Home Ec
I went to public school for a hot second. Like, I mean, maybe two days, if that. ☠️
Not much stuck with me other than horror at the size of the classes, astonishment that “home room” existed not only in “Saved By The Bell,” but also in reality, and total shock that taking “home economics” was encouraged.
I mean— wasn’t “home ec” something relegated to my mother’s generation, seen only on “The Wonder Years” and, frankly, offensively sexist in the early 1990s? How was it possible that this was even being offered to me? I was offended by the very idea of it all, especially since boys were being offered “shop” aka woodworking. I really didn’t need a seventh grade course to teach me how to iron a shirt or mend a sock or poach a fucking egg. Nail in the coffin. No public school for me. Nope.

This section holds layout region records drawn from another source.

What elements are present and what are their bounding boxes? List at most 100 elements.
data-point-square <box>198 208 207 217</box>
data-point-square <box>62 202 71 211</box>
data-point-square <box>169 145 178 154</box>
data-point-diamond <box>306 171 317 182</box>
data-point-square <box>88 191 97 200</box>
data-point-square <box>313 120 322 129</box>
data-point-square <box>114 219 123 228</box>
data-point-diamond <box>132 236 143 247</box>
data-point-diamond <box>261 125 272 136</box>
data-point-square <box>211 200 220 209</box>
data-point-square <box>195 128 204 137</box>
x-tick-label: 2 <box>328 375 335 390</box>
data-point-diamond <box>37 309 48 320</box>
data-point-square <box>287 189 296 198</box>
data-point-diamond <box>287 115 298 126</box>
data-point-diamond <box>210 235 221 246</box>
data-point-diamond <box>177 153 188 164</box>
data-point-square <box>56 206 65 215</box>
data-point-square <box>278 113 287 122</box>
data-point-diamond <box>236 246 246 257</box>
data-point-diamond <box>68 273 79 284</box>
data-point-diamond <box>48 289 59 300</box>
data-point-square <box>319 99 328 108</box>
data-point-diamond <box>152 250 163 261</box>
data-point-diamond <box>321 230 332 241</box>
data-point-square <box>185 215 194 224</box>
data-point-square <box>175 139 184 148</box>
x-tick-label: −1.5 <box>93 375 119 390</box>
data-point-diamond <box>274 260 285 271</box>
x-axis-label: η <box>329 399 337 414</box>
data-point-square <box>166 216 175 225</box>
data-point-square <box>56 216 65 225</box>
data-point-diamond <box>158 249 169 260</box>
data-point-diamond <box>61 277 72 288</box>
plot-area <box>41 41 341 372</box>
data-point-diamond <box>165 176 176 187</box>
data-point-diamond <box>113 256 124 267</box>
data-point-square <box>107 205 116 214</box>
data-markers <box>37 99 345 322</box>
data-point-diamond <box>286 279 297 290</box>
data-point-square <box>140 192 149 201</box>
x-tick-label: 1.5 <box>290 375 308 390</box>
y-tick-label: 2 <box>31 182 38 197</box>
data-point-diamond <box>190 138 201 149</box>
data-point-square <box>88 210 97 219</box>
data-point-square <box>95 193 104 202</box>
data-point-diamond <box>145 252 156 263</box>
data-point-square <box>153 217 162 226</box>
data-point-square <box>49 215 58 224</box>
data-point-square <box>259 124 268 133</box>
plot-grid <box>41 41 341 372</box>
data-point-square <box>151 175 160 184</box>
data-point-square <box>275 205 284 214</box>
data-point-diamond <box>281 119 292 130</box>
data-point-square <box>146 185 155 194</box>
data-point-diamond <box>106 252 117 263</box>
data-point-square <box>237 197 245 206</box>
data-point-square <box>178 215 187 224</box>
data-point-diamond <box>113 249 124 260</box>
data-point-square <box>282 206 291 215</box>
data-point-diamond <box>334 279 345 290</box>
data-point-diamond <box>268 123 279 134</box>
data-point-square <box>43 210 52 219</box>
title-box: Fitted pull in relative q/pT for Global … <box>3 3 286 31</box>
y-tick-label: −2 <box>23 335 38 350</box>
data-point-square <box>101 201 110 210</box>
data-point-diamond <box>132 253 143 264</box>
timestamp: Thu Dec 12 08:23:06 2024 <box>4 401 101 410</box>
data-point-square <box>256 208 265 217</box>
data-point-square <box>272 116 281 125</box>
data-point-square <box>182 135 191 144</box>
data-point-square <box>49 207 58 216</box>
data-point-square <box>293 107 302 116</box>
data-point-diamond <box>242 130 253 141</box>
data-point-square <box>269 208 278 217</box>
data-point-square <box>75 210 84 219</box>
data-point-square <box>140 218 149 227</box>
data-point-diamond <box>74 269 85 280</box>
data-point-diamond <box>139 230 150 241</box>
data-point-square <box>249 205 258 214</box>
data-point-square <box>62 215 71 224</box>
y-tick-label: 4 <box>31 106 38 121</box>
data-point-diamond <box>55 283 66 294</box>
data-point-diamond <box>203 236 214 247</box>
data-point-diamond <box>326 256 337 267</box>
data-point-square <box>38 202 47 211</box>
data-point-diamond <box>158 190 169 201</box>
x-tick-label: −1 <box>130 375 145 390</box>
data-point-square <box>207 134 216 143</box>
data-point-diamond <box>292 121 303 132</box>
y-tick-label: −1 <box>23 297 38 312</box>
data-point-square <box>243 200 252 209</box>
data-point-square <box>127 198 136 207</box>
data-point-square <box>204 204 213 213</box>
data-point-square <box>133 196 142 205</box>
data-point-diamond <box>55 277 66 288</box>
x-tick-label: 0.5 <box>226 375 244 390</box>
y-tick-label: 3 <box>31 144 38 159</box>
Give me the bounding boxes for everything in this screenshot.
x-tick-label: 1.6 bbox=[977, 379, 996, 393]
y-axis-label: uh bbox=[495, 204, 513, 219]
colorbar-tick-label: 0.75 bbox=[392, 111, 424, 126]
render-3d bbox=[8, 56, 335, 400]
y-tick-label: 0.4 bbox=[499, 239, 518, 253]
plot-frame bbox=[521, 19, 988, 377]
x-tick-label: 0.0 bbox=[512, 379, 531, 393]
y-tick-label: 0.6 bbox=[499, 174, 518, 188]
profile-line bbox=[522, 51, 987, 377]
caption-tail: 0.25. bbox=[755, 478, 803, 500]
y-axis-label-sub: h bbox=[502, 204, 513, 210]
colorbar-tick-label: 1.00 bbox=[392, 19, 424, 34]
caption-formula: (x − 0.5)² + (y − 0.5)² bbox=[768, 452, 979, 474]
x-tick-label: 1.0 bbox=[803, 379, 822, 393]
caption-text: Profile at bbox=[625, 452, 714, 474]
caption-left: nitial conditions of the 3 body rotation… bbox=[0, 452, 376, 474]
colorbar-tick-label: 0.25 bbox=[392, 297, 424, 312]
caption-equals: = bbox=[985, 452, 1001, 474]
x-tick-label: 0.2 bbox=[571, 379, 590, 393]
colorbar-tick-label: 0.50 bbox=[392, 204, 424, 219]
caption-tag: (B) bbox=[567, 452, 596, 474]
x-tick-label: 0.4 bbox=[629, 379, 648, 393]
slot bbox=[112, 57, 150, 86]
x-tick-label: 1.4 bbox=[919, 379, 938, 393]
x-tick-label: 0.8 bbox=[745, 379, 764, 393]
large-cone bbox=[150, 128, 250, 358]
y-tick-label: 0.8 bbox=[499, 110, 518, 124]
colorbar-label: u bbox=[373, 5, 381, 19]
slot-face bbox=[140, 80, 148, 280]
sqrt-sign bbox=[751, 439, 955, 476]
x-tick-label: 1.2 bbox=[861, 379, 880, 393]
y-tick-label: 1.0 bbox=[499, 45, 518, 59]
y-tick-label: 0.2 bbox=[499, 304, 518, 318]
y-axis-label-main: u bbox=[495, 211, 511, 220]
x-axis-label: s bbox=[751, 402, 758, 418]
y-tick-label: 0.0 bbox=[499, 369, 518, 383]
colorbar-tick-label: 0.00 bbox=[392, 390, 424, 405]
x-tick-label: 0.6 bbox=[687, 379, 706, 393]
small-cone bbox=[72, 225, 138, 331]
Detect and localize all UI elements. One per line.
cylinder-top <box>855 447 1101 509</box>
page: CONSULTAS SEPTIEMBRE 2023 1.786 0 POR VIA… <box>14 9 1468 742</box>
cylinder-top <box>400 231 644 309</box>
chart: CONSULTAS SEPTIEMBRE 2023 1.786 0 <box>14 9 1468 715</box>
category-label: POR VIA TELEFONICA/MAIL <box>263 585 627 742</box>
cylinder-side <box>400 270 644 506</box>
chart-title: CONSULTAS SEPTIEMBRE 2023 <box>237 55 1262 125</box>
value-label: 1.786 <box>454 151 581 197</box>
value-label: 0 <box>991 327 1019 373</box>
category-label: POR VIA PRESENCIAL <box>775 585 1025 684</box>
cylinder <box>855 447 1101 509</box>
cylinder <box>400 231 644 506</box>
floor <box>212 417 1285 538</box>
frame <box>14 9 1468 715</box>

Fast forward nearly 30 years and I think about actual, literal home economics a lot. I find waste distasteful and irresponsible and, more often than not, financially reckless.
My home economics tells me to keep vegetable scraps in my freezer for stock, to repurpose leftovers, and to appreciate nose-to-tail dining and cooking. Home economics to me is making scallion pancakes when I have a glut of spring onions and chili oil when I have accidentally ordered a 1000g bag of red chili flakes.
Turns out home economics is nothing to scoff at! Quite the opposite, in today’s environment of economic uncertainty + energy crisis + climate emergency, we should all be taking stock (and making stock) and looking critically at the economy of our home and our kitchens. “Home ec” is no 1950s suburban housewife shit any more; to me, it’s almost a moral imperative.
Plus, it leads to deliciously good food— like these scallion pancakes, and this dan dan mian (seriously— my chili flake situation is out of control; I really need to get a better handle on metric weights — that’s what they should have tried to teach me at age 13…oh wait…they did: “Measurements and Analysis” with Mr. Edmonds) and Saturday lunch fried rice with the last of the edamame from the freezer and the leftover rice from two days ago.
Diatribe over. As is March’s #rainydaybitescookbookclub @thewoksoflife challenge.